What is great about this model is that:
-Student only contributes back to the school if they are employed.
-Student contribution is proportional to their "financial success".
-Holberton can only thrive if its graduates thrive, no bs.
If education loans and repayment plans were tied to future income, I feel like we would have a much healthier higher education system in the U.S. As it stands now, it seems to be one of the bleaker spots in our overall current situation (I know, I know there are a few bleak spots right now and no one is forcing people to take out these loans).
That's exactly it.

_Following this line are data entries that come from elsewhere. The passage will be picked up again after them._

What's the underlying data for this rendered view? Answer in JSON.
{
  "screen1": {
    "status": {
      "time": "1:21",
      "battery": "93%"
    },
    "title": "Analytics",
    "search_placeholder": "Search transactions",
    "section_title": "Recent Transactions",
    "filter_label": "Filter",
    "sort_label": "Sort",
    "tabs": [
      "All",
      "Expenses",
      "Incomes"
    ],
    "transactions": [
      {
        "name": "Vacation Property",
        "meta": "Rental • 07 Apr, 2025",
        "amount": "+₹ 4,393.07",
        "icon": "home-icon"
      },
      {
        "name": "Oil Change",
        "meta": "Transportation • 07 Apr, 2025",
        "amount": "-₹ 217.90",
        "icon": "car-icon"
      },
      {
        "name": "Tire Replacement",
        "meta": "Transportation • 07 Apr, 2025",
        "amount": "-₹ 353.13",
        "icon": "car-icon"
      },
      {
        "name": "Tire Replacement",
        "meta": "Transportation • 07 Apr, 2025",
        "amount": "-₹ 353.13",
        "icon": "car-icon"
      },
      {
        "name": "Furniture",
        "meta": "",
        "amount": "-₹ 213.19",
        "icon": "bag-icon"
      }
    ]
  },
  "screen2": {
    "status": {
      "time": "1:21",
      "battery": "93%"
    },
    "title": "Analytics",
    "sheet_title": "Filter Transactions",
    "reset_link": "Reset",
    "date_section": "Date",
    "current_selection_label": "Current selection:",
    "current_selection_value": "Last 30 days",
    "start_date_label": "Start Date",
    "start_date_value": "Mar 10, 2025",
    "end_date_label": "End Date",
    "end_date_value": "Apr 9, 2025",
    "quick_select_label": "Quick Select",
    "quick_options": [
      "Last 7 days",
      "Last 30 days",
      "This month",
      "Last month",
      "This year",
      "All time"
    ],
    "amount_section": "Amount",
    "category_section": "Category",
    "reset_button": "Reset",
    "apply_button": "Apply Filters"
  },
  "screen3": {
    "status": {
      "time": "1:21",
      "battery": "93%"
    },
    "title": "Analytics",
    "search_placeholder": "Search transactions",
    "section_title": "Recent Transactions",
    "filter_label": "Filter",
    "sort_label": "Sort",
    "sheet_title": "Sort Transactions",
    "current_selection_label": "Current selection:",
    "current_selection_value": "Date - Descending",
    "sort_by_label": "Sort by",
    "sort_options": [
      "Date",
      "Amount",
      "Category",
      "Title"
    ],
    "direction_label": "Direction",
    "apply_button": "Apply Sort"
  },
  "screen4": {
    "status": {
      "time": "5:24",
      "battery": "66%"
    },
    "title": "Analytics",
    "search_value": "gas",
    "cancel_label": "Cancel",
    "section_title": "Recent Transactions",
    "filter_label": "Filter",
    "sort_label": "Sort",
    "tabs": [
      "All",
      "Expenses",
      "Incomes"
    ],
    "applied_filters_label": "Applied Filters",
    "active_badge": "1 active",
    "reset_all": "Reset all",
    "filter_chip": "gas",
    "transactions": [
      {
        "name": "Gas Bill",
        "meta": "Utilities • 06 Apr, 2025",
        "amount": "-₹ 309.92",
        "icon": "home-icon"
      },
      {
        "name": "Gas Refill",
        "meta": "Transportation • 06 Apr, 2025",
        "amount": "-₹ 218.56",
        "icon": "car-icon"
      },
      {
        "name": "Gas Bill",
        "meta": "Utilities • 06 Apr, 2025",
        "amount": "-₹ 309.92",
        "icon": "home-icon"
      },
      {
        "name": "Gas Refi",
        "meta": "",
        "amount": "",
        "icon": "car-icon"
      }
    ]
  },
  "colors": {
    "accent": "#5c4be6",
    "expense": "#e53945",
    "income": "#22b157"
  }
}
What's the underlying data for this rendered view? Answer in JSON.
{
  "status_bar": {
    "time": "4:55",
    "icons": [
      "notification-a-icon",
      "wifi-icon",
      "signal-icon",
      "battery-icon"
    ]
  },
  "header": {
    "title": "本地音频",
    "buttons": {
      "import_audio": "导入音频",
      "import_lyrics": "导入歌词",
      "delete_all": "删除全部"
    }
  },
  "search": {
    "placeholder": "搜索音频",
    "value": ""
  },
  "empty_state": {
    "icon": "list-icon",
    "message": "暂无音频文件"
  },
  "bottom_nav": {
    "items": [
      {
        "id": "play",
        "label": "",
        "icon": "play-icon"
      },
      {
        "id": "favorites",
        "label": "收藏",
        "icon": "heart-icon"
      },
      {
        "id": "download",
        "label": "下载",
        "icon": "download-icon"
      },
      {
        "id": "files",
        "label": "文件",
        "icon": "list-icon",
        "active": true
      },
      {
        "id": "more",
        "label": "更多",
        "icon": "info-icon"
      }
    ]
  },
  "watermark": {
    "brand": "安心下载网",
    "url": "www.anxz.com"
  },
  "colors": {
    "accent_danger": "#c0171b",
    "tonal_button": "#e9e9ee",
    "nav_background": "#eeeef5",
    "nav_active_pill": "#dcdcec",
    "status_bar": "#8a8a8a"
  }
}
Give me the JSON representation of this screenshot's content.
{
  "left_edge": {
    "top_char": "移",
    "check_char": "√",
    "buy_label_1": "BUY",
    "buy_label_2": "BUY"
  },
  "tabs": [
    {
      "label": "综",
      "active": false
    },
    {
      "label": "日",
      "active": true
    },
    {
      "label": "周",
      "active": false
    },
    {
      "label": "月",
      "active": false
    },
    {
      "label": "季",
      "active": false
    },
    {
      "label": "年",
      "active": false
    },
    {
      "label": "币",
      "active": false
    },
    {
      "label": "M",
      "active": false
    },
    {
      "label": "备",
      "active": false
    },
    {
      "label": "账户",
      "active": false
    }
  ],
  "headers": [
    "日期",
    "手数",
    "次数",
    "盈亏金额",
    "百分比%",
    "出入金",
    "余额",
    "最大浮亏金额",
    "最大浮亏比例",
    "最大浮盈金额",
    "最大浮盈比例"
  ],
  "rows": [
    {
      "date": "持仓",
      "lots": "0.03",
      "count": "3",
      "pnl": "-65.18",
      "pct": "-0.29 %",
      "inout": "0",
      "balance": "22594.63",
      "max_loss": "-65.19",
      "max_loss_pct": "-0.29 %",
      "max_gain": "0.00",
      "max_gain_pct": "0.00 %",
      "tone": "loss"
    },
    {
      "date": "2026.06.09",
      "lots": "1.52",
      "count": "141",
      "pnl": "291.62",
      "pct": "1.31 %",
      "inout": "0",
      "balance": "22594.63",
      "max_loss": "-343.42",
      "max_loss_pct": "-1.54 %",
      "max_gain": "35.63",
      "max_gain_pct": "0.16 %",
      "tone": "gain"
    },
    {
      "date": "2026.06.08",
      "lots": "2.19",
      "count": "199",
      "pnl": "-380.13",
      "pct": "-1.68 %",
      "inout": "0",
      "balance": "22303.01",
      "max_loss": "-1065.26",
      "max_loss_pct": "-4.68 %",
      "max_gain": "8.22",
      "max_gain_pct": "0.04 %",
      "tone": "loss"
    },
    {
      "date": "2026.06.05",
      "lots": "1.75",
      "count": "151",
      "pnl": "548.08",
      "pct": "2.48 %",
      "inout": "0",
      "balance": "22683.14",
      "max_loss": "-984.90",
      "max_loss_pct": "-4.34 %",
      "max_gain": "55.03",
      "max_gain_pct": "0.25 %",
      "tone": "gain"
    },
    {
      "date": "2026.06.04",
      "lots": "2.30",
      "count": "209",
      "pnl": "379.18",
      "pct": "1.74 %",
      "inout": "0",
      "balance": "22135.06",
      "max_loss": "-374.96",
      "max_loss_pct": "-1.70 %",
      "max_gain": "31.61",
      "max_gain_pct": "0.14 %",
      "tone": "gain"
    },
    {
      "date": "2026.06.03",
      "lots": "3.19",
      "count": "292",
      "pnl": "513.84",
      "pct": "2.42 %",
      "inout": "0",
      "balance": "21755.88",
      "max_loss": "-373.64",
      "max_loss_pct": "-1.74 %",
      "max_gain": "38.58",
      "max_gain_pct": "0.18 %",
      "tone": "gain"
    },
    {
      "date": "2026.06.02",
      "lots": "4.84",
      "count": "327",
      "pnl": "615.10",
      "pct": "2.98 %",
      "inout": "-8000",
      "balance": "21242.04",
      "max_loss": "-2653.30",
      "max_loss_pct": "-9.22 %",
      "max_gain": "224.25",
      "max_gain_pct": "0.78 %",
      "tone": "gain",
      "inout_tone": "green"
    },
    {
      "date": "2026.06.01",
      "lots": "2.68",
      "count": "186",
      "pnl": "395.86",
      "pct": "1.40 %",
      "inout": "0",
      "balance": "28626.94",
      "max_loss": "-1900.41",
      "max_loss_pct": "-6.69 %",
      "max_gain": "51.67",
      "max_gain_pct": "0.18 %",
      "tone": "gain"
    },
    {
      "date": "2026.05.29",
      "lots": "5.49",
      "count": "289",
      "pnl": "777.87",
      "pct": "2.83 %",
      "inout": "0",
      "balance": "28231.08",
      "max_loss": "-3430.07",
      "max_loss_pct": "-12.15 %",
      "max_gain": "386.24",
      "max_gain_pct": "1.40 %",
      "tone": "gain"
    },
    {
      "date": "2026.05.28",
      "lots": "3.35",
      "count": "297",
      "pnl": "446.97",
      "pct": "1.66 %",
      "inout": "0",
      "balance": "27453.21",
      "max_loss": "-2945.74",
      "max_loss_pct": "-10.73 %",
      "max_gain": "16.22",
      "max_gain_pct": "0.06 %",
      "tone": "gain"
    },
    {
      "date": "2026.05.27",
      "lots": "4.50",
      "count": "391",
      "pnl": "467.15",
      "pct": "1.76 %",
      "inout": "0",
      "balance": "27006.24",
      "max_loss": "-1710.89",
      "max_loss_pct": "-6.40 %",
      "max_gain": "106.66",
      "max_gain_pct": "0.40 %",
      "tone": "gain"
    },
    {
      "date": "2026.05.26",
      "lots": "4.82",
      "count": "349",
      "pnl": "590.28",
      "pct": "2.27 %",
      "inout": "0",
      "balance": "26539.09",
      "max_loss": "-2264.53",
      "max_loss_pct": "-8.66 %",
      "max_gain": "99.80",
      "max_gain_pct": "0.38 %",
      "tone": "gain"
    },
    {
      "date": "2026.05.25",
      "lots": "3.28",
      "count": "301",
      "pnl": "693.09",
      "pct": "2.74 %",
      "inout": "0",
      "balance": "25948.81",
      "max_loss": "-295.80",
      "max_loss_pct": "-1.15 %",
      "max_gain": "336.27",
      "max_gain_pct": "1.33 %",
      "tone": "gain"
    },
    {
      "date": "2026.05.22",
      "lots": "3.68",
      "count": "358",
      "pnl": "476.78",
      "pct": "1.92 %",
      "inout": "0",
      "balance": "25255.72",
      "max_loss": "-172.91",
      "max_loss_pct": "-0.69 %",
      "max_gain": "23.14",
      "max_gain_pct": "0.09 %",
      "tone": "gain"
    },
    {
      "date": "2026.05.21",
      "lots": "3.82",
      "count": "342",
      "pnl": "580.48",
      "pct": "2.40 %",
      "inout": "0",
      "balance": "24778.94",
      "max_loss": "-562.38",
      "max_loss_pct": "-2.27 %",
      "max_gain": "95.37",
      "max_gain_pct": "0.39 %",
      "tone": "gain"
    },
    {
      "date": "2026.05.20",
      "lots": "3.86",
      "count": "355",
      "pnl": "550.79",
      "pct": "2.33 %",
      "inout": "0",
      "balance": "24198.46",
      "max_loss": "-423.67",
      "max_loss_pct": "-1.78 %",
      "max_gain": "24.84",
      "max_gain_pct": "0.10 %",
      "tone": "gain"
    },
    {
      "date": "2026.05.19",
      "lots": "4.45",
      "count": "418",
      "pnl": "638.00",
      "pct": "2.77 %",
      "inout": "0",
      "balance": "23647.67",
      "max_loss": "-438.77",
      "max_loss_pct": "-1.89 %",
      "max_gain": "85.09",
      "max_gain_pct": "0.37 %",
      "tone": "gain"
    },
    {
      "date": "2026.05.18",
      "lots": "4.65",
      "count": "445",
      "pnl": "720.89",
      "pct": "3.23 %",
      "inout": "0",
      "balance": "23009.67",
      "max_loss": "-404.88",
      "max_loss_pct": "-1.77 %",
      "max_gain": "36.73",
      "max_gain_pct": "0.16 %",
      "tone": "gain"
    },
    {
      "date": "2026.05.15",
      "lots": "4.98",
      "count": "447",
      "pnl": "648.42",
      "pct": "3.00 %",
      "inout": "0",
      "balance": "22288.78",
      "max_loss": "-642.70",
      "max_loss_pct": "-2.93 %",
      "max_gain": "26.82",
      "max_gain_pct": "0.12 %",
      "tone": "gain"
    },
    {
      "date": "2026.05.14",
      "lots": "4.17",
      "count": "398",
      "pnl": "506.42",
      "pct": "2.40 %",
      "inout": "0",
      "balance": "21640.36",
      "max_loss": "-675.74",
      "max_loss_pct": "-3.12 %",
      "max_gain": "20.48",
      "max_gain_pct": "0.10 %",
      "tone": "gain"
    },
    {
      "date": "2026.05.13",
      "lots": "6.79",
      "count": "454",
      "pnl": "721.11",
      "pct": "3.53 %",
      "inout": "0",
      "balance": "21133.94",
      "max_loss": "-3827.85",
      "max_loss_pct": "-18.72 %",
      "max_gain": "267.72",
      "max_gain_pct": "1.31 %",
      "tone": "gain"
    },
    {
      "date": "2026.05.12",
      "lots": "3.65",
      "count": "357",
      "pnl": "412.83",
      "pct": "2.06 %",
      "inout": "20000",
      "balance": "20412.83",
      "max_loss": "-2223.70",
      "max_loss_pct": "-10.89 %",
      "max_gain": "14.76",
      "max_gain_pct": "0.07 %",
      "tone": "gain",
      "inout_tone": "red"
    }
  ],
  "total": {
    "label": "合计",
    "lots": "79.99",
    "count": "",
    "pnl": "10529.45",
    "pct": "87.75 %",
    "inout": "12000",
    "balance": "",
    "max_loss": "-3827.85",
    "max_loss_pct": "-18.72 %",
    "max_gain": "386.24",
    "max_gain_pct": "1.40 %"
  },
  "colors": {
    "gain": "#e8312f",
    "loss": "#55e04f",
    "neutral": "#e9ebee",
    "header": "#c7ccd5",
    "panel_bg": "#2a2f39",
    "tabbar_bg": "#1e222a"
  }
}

Right now, barring government action, so long as I can keep students coming to my door there's no incentive to perform.
Schools like ITT Tech have shown, in my mind difinitively, that if you're willing to pay enough for student acquisition you can have absolutely terrible outcomes, still saddle up students with tens/hundreds of thousands of dollars in student debt, fail to get them jobs, and for some inexplicable reason they'll still keep coming.
Bootcamps are this weird space where, because they're so short and so expensive, even the most legitimate are considered mediocre by most employers because you can only teach so much in three months.
So you can make it a year long, but then do you charge $40-80k up-front? No one has that kind of money.